State media reported that a squadron of United Arab Emirates F-16 fighter jets arrived Sunday in Jordan escorted by pilots and technicians.

C-17 transporters and refuelling planes were part of the squadron sent to on the orders of Abu Dhabi Crown Prince Mohammed bin Zayed al-Nahayan, the Petra news agency said.

US Secretary of State John Kerry said the aerial campaign on IS in Iraq and Syria was beginning to win back territory seized by the jihadists and deprive the group of key funds.

There have been 2,000 air strikes on IS since the coalition's formation in August, Kerry told the Munich Security Conference.

The air war had helped to retake some 700 square kilometres (270 square miles) of territory, or "one-fifth of the area they had in their control," he said.

The top US diplomat did not specify whether the regained territory was in Iraq or Syria.

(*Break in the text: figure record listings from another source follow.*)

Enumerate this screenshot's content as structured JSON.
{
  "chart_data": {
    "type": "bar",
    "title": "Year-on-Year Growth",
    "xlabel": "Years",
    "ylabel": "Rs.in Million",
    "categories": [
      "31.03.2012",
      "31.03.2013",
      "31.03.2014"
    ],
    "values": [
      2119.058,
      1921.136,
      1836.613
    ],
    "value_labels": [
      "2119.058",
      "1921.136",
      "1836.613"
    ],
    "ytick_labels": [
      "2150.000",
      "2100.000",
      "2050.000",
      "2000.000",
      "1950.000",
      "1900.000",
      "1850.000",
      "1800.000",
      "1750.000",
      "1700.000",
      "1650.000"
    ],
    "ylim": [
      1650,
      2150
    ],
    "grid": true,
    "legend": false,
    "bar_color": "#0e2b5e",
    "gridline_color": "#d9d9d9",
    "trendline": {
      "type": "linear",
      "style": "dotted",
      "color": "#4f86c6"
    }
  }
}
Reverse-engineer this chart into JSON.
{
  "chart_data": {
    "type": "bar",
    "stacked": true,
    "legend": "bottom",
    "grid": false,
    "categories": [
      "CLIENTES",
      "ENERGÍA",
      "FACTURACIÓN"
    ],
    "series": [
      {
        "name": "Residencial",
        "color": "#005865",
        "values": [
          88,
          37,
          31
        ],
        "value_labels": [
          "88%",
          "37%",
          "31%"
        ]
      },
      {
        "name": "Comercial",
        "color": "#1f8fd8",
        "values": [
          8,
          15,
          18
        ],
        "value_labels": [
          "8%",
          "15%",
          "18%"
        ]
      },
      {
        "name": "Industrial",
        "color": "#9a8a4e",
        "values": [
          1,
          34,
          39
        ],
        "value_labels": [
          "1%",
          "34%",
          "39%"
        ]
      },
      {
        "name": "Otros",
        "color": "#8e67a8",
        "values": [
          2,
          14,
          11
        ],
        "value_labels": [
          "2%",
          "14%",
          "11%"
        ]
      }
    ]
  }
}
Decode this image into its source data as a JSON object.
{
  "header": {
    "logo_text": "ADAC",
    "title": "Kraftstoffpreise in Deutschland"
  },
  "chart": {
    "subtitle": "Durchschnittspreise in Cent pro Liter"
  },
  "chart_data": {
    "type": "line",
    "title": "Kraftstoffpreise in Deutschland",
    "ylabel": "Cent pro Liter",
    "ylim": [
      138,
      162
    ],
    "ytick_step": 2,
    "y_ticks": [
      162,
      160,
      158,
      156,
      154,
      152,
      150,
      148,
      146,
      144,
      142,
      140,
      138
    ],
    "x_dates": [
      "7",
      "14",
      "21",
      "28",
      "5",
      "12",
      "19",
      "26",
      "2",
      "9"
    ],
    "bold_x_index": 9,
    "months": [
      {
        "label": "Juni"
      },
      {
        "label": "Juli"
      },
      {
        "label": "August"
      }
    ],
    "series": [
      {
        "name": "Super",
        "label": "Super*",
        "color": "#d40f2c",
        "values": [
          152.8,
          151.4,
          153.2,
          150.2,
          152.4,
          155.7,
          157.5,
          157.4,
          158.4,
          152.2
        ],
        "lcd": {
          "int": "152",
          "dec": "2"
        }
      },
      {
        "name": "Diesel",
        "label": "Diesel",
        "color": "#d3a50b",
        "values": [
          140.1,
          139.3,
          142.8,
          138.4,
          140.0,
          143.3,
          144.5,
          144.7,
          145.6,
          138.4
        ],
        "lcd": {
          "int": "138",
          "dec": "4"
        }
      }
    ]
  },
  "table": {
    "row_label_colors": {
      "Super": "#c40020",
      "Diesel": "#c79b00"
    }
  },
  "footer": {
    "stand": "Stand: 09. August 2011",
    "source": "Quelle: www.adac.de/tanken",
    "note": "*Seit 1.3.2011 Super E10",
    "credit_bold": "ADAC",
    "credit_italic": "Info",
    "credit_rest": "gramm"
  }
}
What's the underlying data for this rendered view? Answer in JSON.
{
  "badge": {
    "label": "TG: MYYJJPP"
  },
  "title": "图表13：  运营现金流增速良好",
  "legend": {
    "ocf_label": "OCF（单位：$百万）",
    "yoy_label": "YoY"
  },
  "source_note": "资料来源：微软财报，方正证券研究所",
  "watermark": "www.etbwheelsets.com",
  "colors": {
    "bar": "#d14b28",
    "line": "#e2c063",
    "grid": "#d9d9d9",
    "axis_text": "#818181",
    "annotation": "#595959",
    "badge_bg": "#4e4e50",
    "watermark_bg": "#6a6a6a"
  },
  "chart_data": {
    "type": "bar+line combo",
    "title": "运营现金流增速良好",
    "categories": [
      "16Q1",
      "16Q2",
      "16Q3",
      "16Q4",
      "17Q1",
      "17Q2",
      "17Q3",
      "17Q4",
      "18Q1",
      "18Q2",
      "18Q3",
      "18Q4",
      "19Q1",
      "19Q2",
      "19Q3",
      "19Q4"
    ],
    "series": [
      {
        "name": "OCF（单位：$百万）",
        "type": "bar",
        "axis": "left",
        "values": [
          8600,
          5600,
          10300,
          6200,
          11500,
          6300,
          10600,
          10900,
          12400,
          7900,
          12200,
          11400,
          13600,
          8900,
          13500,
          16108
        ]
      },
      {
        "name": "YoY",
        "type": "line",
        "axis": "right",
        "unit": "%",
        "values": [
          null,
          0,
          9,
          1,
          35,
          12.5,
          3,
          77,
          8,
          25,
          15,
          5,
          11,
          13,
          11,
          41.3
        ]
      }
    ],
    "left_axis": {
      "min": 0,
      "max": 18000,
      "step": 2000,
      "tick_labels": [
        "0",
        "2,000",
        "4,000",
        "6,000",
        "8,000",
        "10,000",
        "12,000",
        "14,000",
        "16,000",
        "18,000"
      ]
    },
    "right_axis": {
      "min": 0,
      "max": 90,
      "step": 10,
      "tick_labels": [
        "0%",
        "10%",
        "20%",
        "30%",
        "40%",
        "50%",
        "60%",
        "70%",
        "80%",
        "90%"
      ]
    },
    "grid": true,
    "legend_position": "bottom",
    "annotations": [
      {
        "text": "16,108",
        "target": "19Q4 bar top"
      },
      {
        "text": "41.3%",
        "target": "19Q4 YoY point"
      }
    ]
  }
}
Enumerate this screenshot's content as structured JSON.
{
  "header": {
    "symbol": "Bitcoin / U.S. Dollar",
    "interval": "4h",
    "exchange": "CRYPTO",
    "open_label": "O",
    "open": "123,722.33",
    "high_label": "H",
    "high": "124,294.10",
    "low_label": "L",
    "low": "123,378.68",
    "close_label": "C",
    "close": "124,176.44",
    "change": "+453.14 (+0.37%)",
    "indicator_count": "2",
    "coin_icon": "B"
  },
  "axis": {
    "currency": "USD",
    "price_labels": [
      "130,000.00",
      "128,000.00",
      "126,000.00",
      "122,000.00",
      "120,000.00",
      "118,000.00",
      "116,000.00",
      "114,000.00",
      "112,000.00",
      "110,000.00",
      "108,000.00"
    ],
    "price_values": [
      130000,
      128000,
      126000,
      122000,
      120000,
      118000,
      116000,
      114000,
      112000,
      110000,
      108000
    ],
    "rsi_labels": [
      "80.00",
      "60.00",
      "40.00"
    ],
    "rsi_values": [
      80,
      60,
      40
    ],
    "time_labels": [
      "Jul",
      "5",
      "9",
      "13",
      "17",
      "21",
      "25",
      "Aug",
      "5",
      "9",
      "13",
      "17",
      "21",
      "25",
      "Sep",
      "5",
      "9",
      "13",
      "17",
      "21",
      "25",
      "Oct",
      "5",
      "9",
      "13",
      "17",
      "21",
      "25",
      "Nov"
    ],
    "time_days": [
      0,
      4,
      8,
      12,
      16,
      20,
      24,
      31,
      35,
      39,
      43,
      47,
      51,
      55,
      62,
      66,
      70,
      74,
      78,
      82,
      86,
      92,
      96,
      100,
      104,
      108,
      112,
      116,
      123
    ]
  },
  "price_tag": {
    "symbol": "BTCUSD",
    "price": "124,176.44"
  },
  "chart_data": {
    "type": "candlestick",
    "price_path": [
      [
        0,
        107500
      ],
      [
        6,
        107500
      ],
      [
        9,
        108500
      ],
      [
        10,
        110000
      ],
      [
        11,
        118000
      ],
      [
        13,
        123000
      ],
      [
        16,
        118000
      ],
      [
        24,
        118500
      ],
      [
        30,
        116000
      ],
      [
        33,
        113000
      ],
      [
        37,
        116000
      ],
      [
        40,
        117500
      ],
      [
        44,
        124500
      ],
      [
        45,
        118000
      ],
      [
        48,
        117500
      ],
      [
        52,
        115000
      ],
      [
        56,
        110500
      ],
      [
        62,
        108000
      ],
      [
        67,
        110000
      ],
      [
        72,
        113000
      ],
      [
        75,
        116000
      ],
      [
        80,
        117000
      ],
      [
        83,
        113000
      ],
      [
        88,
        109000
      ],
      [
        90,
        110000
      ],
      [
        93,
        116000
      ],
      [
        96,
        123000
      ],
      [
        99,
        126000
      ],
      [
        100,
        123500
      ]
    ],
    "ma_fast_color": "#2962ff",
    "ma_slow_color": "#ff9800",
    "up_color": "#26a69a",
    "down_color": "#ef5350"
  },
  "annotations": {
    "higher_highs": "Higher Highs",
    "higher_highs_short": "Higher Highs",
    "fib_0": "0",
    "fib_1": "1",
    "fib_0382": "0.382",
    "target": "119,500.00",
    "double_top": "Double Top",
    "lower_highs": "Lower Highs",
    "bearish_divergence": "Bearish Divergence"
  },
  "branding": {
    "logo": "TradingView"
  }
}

But he added the coalition had "deprived the militants of the use of 200 oil and gas facilities... disrupted their command structure... squeezed its finance and dispersed its personnel."

- 'Turning point' -

Jordan's Foreign Minister Nasser Judeh said that while the bombing campaign had "degraded" IS capability, the group was still in control of "vast territory".

"They still have access to Syria's cash and funds. They have access to weaponry. They're not gone as a threat yet," Judeh told ABC television.

Interior Minister Hussein Majali said in remarks published on Saturday that Kassasbeh's gruesome murder by IS was a "turning point" in the kingdom's fight against extremism.

"The day of the hero, martyr pilot's assassination is a turning point in Jordan's history in order to face this horrific crime that was committed by the cowardly terrorist organisation," he said.

Jobour said more than 7,000 IS militants had been killed since Jordan began participating in coalition air strikes.

Following Jordan's intensified sorties, the group claimed US hostage Kayla Jean Mueller had been buried alive under rubble in its self-proclaimed capital of Raqa in Syria.